Step 2: Claims Adjustment
Once all of the evidence has been weighed, your insurance company will send a claims adjuster to examine the roof personally. He may come alone or bring a team if your roof is particularly steep. Be sure to provide copies of your photos and other documents to the adjuster. This can save time and effort by allowing the adjuster to pinpoint known trouble spots.
In the event you hired a professional to examine the roof, arranging to have them meet up with a representative of your insurance company to discuss their findings may increase your chances of being approved.
The inspection will involve photographing damage, as well as measuring out ten foot square sections of your roof and counting the number and density of impacts. These impacts will all be outlined in chalk before photographing for easier reference. A report and estimate is then made for spot repairs or full roof replacement and presented to your claims examiner for a final ruling.
Step 3: The Ruling
Once the claims adjuster’s report has been turned in, the examiner will provide a final ruling on whether the claim will be granted, the type of repair to be covered, and the amount to be awarded. Not every home will be approved for the same amount of hail damage, as the final ruling also considers several other factors:
- the quality of construction and materials used
- the house’s orientation in relation to the storm
- the extent of damage
- the overall condition of your roof prior to the hail storm
- the severity of the damage
- any specific criteria your insurance company has towards the evaluation process
Repairing Hail Damage to Your Roof
Clear signs of damage should be addressed, even if there is no leak at the present time. Dents, cracks, and other problems may weaken your roof’s outer layer and lead to problems down the line. This is especially true of shingles, which can turn from repellent to absorbent if the coating is destroyed.
Before deciding on a plan of action, there are a few factors to consider. These may not only affect the cost of repairs, but also the risk involved.
- Budget: Depending upon the amount of damage and the results of your insurance claim, it might be cheaper to do the repairs yourself. Conversely, your insurance provider may require you to hire a professional before awarding you the maximum payout.
- Roofing Material: If you plan to repair the roof yourself, make sure you have the proper equipment and some working knowledge. Asphalt shingles are the easiest to repair, but under no circumstances should you attempt to replace slate without experience, as the tiles are heavy, expensive, and easily damaged during the installation process.

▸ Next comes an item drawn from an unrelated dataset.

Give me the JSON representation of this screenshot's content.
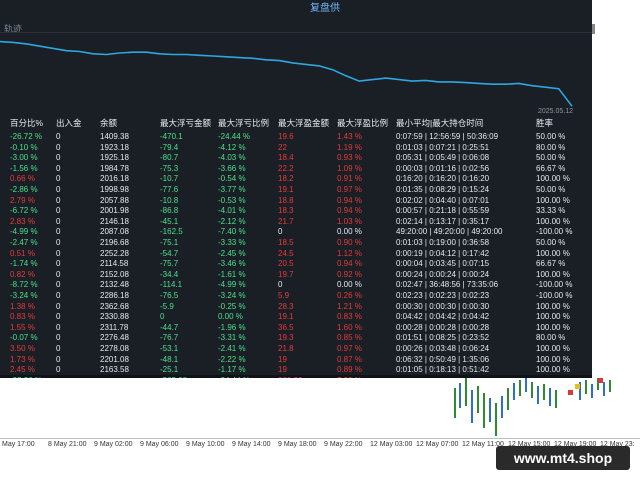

- Time: Some spot repairs may be left for warmer weather, but heavy spot damage or a full roof replacement are high priority. Make sure you have the time to do the repairs if you plan to make this a DIY project, as you do not wish to suffer further weather damage before you can complete the repairs. In the event you cannot have the roof repaired immediately, tarpaulins may be used to provide some minor, short-term protection from storms until you can begin repairs.
You have a few different options for affecting repairs, depending upon the results of your insurance claim, extent of damage, and personal ability. Considering these options before embarking on the repairs may save you both time and money under some circumstances.
- DIY Project: Best reserved for spot repairs on asphalt roofs, affecting the repairs yourself can save on costs, but requires a bigger time investment.
- Hiring a Roofer: With a little shopping around, a certified roofing professional may prove the best option for repairing extensive damage or damaged slate roofs. Additionally, they may save you money in the long run if time is a vital factor in the repairs.
- Full Roof Replacement: In the event your insurer has recommended replacing the entire roof, you may wish to consider various newer roofing materials. This is especially useful when your home has a more expensive roof covering than necessary.